Claire Koen

A photo of Claire Koen, a Franciscan priest and a doctoral student in the ancient Christianity track in the Theology Department at Fordham University

 

Education

B.A. - Marian University 2008

M.T.S. - Boston College School of Theology and Ministry 2017

Th.M. - Boston College School of Theology and Ministry 2018

Biography

Claire Koen is a doctoral candidate and OCSC NEH Fellow in the Judaism and Christianity in Antiquity program in Fordham University’s Theology Department. Her research interests include race, ethnicity, demonologies, and the use of color symbolism to distinguish good from evil during Late Antiquity. She employs the study of papyrology, Coptic studies, postcolonial thought, and critical race theory in her research, while working in conversation with the Eastern Orthodox Tradition. Originally from England, she grew up in Indianapolis and currently resides in Boston with her husband, two children, and wheaten terrier.

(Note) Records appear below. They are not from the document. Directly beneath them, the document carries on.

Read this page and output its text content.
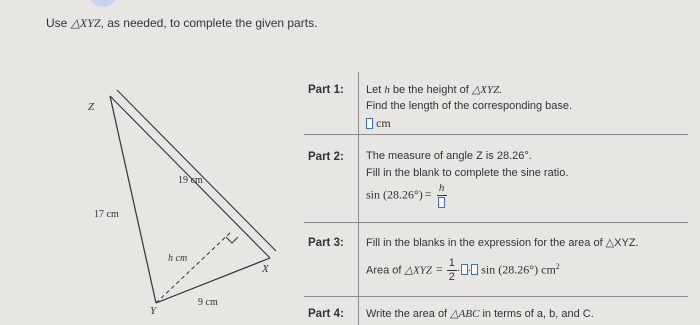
Use △XYZ, as needed, to complete the given parts.
Z
X
Y
17 cm
19 cm
h cm
9 cm
Part 1: Let h be the height of △XYZ.
Find the length of the corresponding base.
cm
Part 2: The measure of angle Z is 28.26°.
Fill in the blank to complete the sine ratio.
sin (28.26°) = h
Part 3: Fill in the blanks in the expression for the area of △XYZ.
Area of △XYZ = $\frac{1}{2}$ · · sin (28.26°) $cm^2$
Part 4: Write the area of △ABC in terms of a, b, and C.
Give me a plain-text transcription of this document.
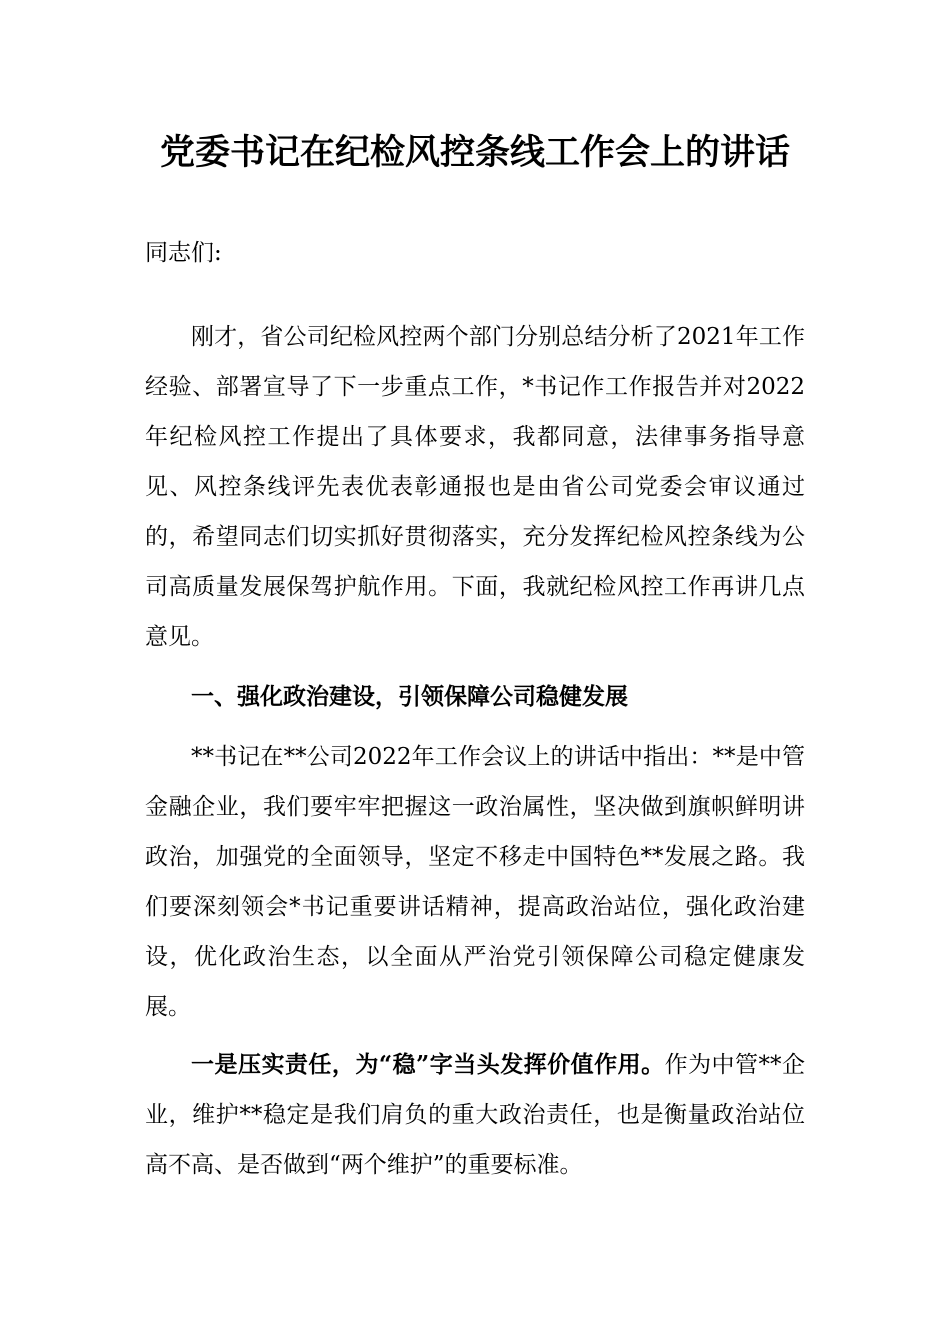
党委书记在纪检风控条线工作会上的讲话

同志们:

刚才，省公司纪检风控两个部门分别总结分析了2021年工作经验、部署宣导了下一步重点工作，*书记作工作报告并对2022年纪检风控工作提出了具体要求，我都同意，法律事务指导意见、风控条线评先表优表彰通报也是由省公司党委会审议通过的，希望同志们切实抓好贯彻落实，充分发挥纪检风控条线为公司高质量发展保驾护航作用。下面，我就纪检风控工作再讲几点意见。

一、强化政治建设，引领保障公司稳健发展

**书记在**公司2022年工作会议上的讲话中指出：**是中管金融企业，我们要牢牢把握这一政治属性，坚决做到旗帜鲜明讲政治，加强党的全面领导，坚定不移走中国特色**发展之路。我们要深刻领会*书记重要讲话精神，提高政治站位，强化政治建设，优化政治生态，以全面从严治党引领保障公司稳定健康发展。

一是压实责任，为“稳”字当头发挥价值作用。作为中管**企业，维护**稳定是我们肩负的重大政治责任，也是衡量政治站位高不高、是否做到“两个维护”的重要标准。
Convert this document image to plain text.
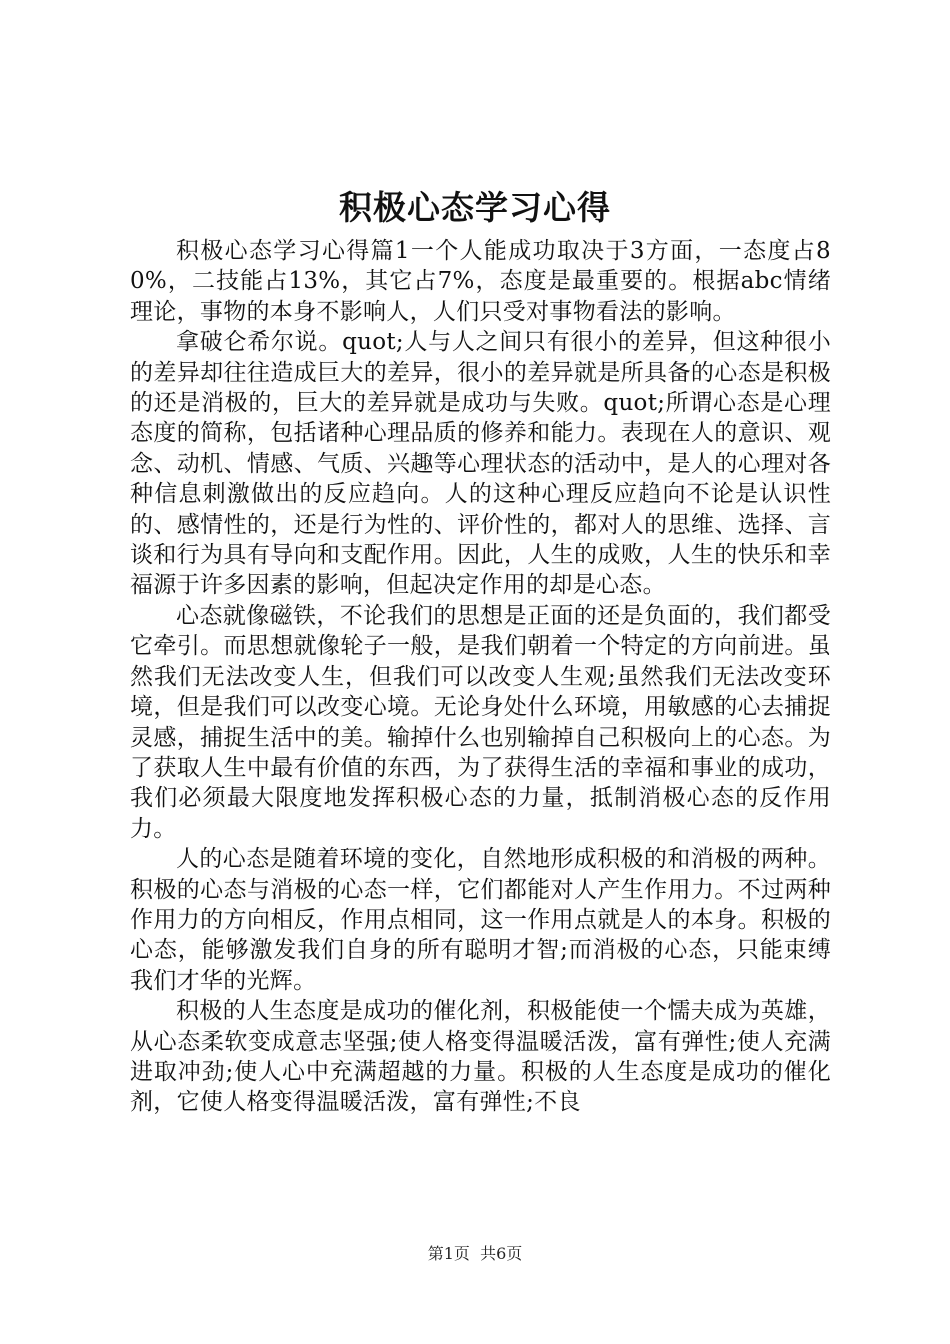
积极心态学习心得

积极心态学习心得篇1一个人能成功取决于3方面，一态度占80%，二技能占13%，其它占7%，态度是最重要的。根据abc情绪理论，事物的本身不影响人，人们只受对事物看法的影响。

拿破仑希尔说。quot;人与人之间只有很小的差异，但这种很小的差异却往往造成巨大的差异，很小的差异就是所具备的心态是积极的还是消极的，巨大的差异就是成功与失败。quot;所谓心态是心理态度的简称，包括诸种心理品质的修养和能力。表现在人的意识、观念、动机、情感、气质、兴趣等心理状态的活动中，是人的心理对各种信息刺激做出的反应趋向。人的这种心理反应趋向不论是认识性的、感情性的，还是行为性的、评价性的，都对人的思维、选择、言谈和行为具有导向和支配作用。因此，人生的成败，人生的快乐和幸福源于许多因素的影响，但起决定作用的却是心态。

心态就像磁铁，不论我们的思想是正面的还是负面的，我们都受它牵引。而思想就像轮子一般，是我们朝着一个特定的方向前进。虽然我们无法改变人生，但我们可以改变人生观;虽然我们无法改变环境，但是我们可以改变心境。无论身处什么环境，用敏感的心去捕捉灵感，捕捉生活中的美。输掉什么也别输掉自己积极向上的心态。为了获取人生中最有价值的东西，为了获得生活的幸福和事业的成功，我们必须最大限度地发挥积极心态的力量，抵制消极心态的反作用力。

人的心态是随着环境的变化，自然地形成积极的和消极的两种。积极的心态与消极的心态一样，它们都能对人产生作用力。不过两种作用力的方向相反，作用点相同，这一作用点就是人的本身。积极的心态，能够激发我们自身的所有聪明才智;而消极的心态，只能束缚我们才华的光辉。

积极的人生态度是成功的催化剂，积极能使一个懦夫成为英雄，从心态柔软变成意志坚强;使人格变得温暖活泼，富有弹性;使人充满进取冲劲;使人心中充满超越的力量。积极的人生态度是成功的催化剂，它使人格变得温暖活泼，富有弹性;不良

第1页 共6页
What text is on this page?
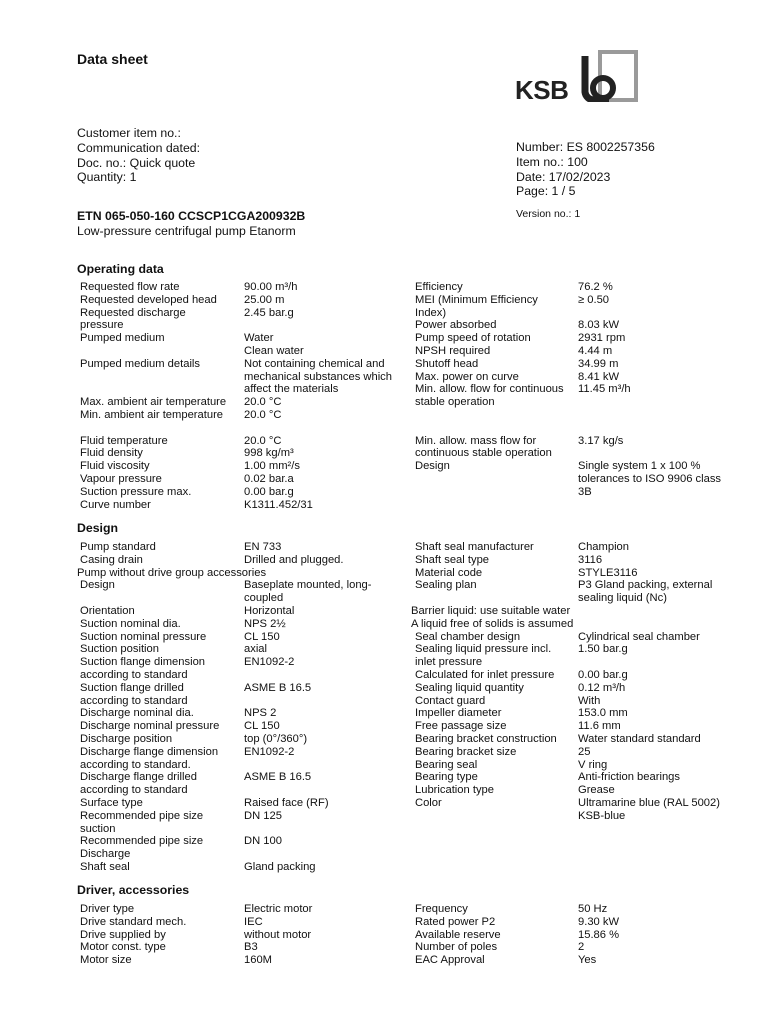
Data sheet
KSB
Customer item no.:
Communication dated:
Doc. no.: Quick quote
Quantity: 1
Number: ES 8002257356
Item no.: 100
Date: 17/02/2023
Page: 1 / 5
Version no.: 1
ETN 065-050-160 CCSCP1CGA200932B
Low-pressure centrifugal pump Etanorm
Operating data
Design
Driver, accessories
Requested flow rate
Requested developed head
Requested discharge
pressure
Pumped medium
Pumped medium details
Max. ambient air temperature
Min. ambient air temperature
Fluid temperature
Fluid density
Fluid viscosity
Vapour pressure
Suction pressure max.
Curve number
90.00 m³/h
25.00 m
2.45 bar.g
Water
Clean water
Not containing chemical and
mechanical substances which
affect the materials
20.0 °C
20.0 °C
20.0 °C
998 kg/m³
1.00 mm²/s
0.02 bar.a
0.00 bar.g
K1311.452/31
Efficiency
MEI (Minimum Efficiency
Index)
Power absorbed
Pump speed of rotation
NPSH required
Shutoff head
Max. power on curve
Min. allow. flow for continuous
stable operation
Min. allow. mass flow for
continuous stable operation
Design
76.2 %
≥ 0.50
8.03 kW
2931 rpm
4.44 m
34.99 m
8.41 kW
11.45 m³/h
3.17 kg/s
Single system 1 x 100 %
tolerances to ISO 9906 class
3B
Pump standard
Casing drain
Design
Orientation
Suction nominal dia.
Suction nominal pressure
Suction position
Suction flange dimension
according to standard
Suction flange drilled
according to standard
Discharge nominal dia.
Discharge nominal pressure
Discharge position
Discharge flange dimension
according to standard.
Discharge flange drilled
according to standard
Surface type
Recommended pipe size
suction
Recommended pipe size
Discharge
Shaft seal
EN 733
Drilled and plugged.
Baseplate mounted, long-
coupled
Horizontal
NPS 2½
CL 150
axial
EN1092-2
ASME B 16.5
NPS 2
CL 150
top (0°/360°)
EN1092-2
ASME B 16.5
Raised face (RF)
DN 125
DN 100
Gland packing
Shaft seal manufacturer
Shaft seal type
Material code
Sealing plan
Seal chamber design
Sealing liquid pressure incl.
inlet pressure
Calculated for inlet pressure
Sealing liquid quantity
Contact guard
Impeller diameter
Free passage size
Bearing bracket construction
Bearing bracket size
Bearing seal
Bearing type
Lubrication type
Color
Champion
3116
STYLE3116
P3 Gland packing, external
sealing liquid (Nc)
Cylindrical seal chamber
1.50 bar.g
0.00 bar.g
0.12 m³/h
With
153.0 mm
11.6 mm
Water standard standard
25
V ring
Anti-friction bearings
Grease
Ultramarine blue (RAL 5002)
KSB-blue
Driver type
Drive standard mech.
Drive supplied by
Motor const. type
Motor size
Electric motor
IEC
without motor
B3
160M
Frequency
Rated power P2
Available reserve
Number of poles
EAC Approval
50 Hz
9.30 kW
15.86 %
2
Yes
Pump without drive group accessories
Barrier liquid: use suitable water
A liquid free of solids is assumed
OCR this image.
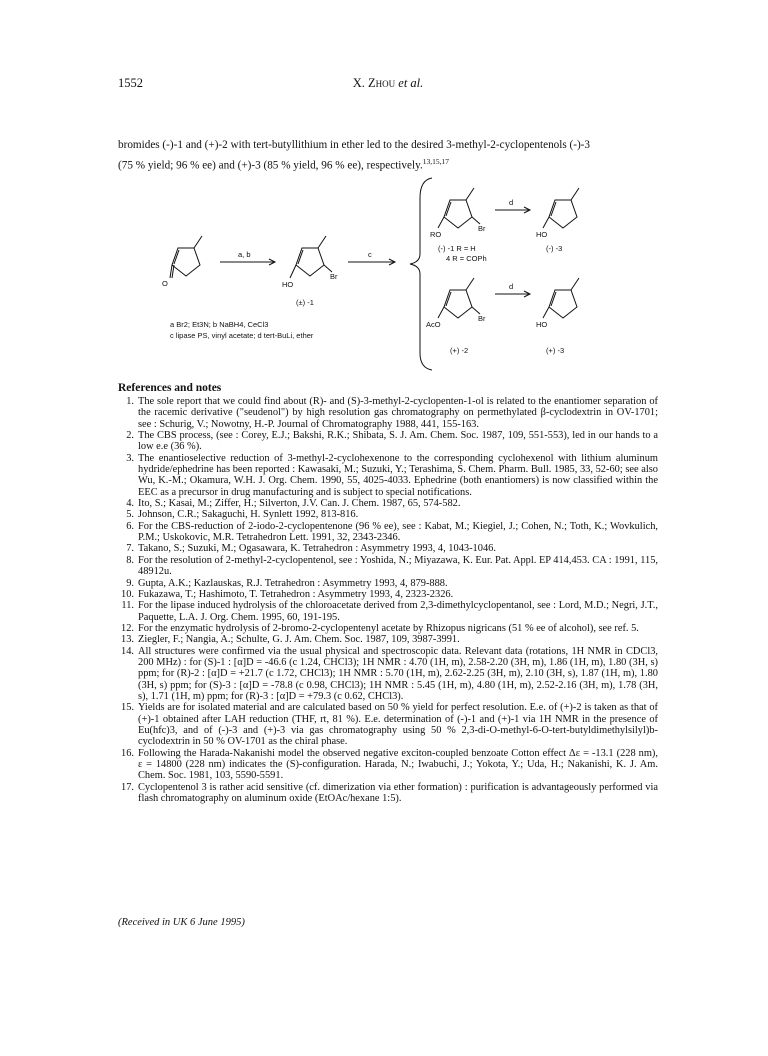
1552	X. Zhou et al.
bromides (-)-1 and (+)-2 with tert-butyllithium in ether led to the desired 3-methyl-2-cyclopentenols (-)-3
(75 % yield; 96 % ee) and (+)-3 (85 % yield, 96 % ee), respectively.$^{13,15,17}$
O
a, b
Br
HO
(±) -1
c
Br
RO
(-) -1 R = H
4 R = COPh
d
HO
(-) -3
Br
AcO
(+) -2
d
HO
(+) -3
a Br2; Et3N; b NaBH4, CeCl3
c lipase PS, vinyl acetate; d tert-BuLi, ether
References and notes
1. The sole report that we could find about (R)- and (S)-3-methyl-2-cyclopenten-1-ol is related to the enantiomer separation of the racemic derivative ("seudenol") by high resolution gas chromatography on permethylated β-cyclodextrin in OV-1701; see : Schurig, V.; Nowotny, H.-P. Journal of Chromatography 1988, 441, 155-163.
2. The CBS process, (see : Corey, E.J.; Bakshi, R.K.; Shibata, S. J. Am. Chem. Soc. 1987, 109, 551-553), led in our hands to a low e.e (36 %).
3. The enantioselective reduction of 3-methyl-2-cyclohexenone to the corresponding cyclohexenol with lithium aluminum hydride/ephedrine has been reported : Kawasaki, M.; Suzuki, Y.; Terashima, S. Chem. Pharm. Bull. 1985, 33, 52-60; see also Wu, K.-M.; Okamura, W.H. J. Org. Chem. 1990, 55, 4025-4033. Ephedrine (both enantiomers) is now classified within the EEC as a precursor in drug manufacturing and is subject to special notifications.
4. Ito, S.; Kasai, M.; Ziffer, H.; Silverton, J.V. Can. J. Chem. 1987, 65, 574-582.
5. Johnson, C.R.; Sakaguchi, H. Synlett 1992, 813-816.
6. For the CBS-reduction of 2-iodo-2-cyclopentenone (96 % ee), see : Kabat, M.; Kiegiel, J.; Cohen, N.; Toth, K.; Wovkulich, P.M.; Uskokovic, M.R. Tetrahedron Lett. 1991, 32, 2343-2346.
7. Takano, S.; Suzuki, M.; Ogasawara, K. Tetrahedron : Asymmetry 1993, 4, 1043-1046.
8. For the resolution of 2-methyl-2-cyclopentenol, see : Yoshida, N.; Miyazawa, K. Eur. Pat. Appl. EP 414,453. CA : 1991, 115, 48912u.
9. Gupta, A.K.; Kazlauskas, R.J. Tetrahedron : Asymmetry 1993, 4, 879-888.
10. Fukazawa, T.; Hashimoto, T. Tetrahedron : Asymmetry 1993, 4, 2323-2326.
11. For the lipase induced hydrolysis of the chloroacetate derived from 2,3-dimethylcyclopentanol, see : Lord, M.D.; Negri, J.T., Paquette, L.A. J. Org. Chem. 1995, 60, 191-195.
12. For the enzymatic hydrolysis of 2-bromo-2-cyclopentenyl acetate by Rhizopus nigricans (51 % ee of alcohol), see ref. 5.
13. Ziegler, F.; Nangia, A.; Schulte, G. J. Am. Chem. Soc. 1987, 109, 3987-3991.
14. All structures were confirmed via the usual physical and spectroscopic data. Relevant data (rotations, 1H NMR in CDCl3, 200 MHz) : for (S)-1 : [α]D = -46.6 (c 1.24, CHCl3); 1H NMR : 4.70 (1H, m), 2.58-2.20 (3H, m), 1.86 (1H, m), 1.80 (3H, s) ppm; for (R)-2 : [α]D = +21.7 (c 1.72, CHCl3); 1H NMR : 5.70 (1H, m), 2.62-2.25 (3H, m), 2.10 (3H, s), 1.87 (1H, m), 1.80 (3H, s) ppm; for (S)-3 : [α]D = -78.8 (c 0.98, CHCl3); 1H NMR : 5.45 (1H, m), 4.80 (1H, m), 2.52-2.16 (3H, m), 1.78 (3H, s), 1.71 (1H, m) ppm; for (R)-3 : [α]D = +79.3 (c 0.62, CHCl3).
15. Yields are for isolated material and are calculated based on 50 % yield for perfect resolution. E.e. of (+)-2 is taken as that of (+)-1 obtained after LAH reduction (THF, rt, 81 %). E.e. determination of (-)-1 and (+)-1 via 1H NMR in the presence of Eu(hfc)3, and of (-)-3 and (+)-3 via gas chromatography using 50 % 2,3-di-O-methyl-6-O-tert-butyldimethylsilyl)b-cyclodextrin in 50 % OV-1701 as the chiral phase.
16. Following the Harada-Nakanishi model the observed negative exciton-coupled benzoate Cotton effect Δε = -13.1 (228 nm), ε = 14800 (228 nm) indicates the (S)-configuration. Harada, N.; Iwabuchi, J.; Yokota, Y.; Uda, H.; Nakanishi, K. J. Am. Chem. Soc. 1981, 103, 5590-5591.
17. Cyclopentenol 3 is rather acid sensitive (cf. dimerization via ether formation) : purification is advantageously performed via flash chromatography on aluminum oxide (EtOAc/hexane 1:5).
(Received in UK 6 June 1995)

Claire's dissertation, titled Color Symbolism and the Construction of Demonologies in Early Egyptian Christianities: An Early Christian Technique of Identity Formation, centers around the Egyptian monastic writings of the 2nd-5th centuries, with a particular focus on the emergence of the trope of the “Ethiopian demon” and is intended to lay the historical groundwork for
a further project of reckoning with the roots of anti-Black racism in present day Orthodox parishes and communities. Late Antique Egyptian monks were both concerned for the conversion of their dark-skinned Blemmyan and Nubian neighbors and prejudiced towards these neighbors on the basis of skin tone. The development of monastic demonological framework within the fraught socio-political context of Roman Egypt led toward the interweaving of cultural prejudices towards darker-skinned persons with genuine spiritual teachings. In order to consider the effects of color-coded language in antiquity, she traces the emergence of this trope through the study and translation of neglected but important sources, such as the sermons of Shenoute of Atripe, the Life of Paul of Tamma, and the Coptic Life of Aaron.